The fast zombies, a subject of much discussion and objection for many people, worked for me. I liked the idea of a human masses as, essentially, a living virus. I wish it had been a bit more of a super-organism as it became a little too close to more typical Dawn of the Dead or 28 Days Later (another [first?] fast zombie movie) style fights.
The cast were all good but, like the book, you don’t really get to know any of the characters for very long. Enos (The Killing) was solid, and a great choice as Pitt’s wife, but she didn’t have a lot to work with. Pitt, himself, was the focal point of this world-spanning tale and managed to serve the story well. However, as an audience member, I didn’t feel much of connection to him either. They came close, but I just never cared about the situation; it all felt a little hollow for me. A friend had suggested this would have been a better mini-series. However, I disagree… I don’t think the audience is there anymore for an anthology series, which is what it would have become if it was avoid feeling like a Walking Dead ripoff (which was a ripoff of so many other things before it anyway).
While director, Forster, certainly has added to his diverse c.v., I wouldn’t rate this entry as one of his best given his past. However, against all odds and press, he pulled out a hit for Pitt’s Plan B studio. The issue is that I don’t think he recognizes where scripts are weak. Where he has a good script (Monster’s Ball, Stranger than Fiction, Finding Neverland) he can knock it out of the park. When the script is lacking (Quantum of Solace, The Kite Runner, WWZ) he doesn’t seem to be able to fix it with editing or directing even if he manages to make something worth seeing. There are numerous issues with the WWZ script, from science to dialogue issues… but sometimes you just have to let all that go and enjoy a film for what it is. They can’t all be Pitch Black, for instance.
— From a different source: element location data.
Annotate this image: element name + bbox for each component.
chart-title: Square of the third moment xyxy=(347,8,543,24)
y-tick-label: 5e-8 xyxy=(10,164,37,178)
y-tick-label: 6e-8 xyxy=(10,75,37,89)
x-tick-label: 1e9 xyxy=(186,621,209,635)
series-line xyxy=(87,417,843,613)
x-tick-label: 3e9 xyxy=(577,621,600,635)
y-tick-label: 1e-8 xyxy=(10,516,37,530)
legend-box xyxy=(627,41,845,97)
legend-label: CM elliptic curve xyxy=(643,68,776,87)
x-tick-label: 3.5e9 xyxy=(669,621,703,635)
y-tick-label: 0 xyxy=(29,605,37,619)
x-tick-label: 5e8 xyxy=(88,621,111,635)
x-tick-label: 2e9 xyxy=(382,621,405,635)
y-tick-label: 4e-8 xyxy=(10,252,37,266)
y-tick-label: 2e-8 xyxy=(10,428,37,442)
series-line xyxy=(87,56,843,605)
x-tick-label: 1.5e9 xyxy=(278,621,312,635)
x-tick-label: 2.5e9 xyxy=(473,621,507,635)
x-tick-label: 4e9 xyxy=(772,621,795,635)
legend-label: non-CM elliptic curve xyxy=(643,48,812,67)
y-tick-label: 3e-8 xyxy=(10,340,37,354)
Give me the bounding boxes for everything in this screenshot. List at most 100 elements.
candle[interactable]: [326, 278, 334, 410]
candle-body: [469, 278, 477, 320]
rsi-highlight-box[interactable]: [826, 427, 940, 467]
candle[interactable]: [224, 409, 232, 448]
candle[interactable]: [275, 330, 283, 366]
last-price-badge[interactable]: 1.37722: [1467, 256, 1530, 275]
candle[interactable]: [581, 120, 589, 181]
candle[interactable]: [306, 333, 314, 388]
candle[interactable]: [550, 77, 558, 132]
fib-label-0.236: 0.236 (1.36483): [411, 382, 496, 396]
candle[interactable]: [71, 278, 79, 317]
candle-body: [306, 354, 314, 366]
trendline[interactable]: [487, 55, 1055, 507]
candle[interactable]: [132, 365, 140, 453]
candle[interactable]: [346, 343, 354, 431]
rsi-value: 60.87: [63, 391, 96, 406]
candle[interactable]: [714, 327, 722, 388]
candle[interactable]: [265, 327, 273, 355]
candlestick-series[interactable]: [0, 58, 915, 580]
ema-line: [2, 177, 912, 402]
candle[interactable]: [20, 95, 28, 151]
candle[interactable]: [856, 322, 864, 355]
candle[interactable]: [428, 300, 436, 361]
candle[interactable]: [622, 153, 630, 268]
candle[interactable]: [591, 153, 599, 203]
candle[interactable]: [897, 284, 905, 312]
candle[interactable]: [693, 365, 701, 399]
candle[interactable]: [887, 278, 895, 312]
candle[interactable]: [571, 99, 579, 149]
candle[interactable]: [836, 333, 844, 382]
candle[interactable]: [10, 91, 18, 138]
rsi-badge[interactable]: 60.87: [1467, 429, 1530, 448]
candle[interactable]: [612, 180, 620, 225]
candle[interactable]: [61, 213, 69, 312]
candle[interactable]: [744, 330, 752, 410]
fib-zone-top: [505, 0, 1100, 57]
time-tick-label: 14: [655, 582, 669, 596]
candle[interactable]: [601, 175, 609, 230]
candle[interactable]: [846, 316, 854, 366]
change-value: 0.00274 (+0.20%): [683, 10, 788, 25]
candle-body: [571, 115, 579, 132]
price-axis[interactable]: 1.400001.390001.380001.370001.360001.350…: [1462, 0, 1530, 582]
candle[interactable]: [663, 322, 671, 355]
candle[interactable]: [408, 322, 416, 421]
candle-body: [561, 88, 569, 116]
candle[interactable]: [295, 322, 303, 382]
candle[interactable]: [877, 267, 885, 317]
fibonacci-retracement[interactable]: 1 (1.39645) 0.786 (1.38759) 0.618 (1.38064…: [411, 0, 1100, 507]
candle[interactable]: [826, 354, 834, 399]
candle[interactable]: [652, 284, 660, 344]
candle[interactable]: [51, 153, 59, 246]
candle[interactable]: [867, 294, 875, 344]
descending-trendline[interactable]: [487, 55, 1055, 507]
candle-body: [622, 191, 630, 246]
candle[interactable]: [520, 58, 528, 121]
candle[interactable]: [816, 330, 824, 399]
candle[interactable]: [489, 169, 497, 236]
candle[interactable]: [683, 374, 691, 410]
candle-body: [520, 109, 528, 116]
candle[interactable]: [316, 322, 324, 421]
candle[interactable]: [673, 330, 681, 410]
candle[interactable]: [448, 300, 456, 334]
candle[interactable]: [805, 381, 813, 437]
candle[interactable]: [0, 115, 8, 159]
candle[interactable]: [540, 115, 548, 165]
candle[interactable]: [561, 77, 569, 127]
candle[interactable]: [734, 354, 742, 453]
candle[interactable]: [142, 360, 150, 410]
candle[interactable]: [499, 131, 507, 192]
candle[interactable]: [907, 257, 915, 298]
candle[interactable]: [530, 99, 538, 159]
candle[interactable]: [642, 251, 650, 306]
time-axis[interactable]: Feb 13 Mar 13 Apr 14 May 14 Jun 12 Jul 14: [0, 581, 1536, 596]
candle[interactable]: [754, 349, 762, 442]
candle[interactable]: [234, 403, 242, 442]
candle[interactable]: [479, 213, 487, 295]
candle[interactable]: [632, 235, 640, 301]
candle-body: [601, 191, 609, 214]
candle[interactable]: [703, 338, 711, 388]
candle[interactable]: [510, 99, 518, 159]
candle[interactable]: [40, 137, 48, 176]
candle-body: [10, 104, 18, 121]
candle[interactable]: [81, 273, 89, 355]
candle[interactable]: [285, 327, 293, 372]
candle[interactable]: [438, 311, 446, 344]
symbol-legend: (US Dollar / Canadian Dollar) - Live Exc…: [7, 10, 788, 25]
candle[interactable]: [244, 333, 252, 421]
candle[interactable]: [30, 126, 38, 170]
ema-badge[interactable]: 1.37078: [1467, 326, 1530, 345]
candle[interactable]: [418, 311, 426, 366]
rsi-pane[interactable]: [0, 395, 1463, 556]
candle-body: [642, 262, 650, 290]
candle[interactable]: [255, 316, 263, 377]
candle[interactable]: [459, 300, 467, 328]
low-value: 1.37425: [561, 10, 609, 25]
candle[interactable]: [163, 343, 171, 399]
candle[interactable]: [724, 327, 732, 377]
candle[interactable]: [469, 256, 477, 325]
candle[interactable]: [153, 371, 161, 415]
Overall, this is a reasonable ride for your money and an entry into the zombie lore that will likely endure for what it has added to the pantheon. For the year and genre, I’d still place Warm Bodies above this as a must see, but as a big screen adventure, it works. Still, if you haven’t read Max Brook’s original book, you need to remedy that situation at some point. Appreciate this film for what it is, but get to “patient zero” of the material, as it were, to really appreciate why so many wanted to see this done right.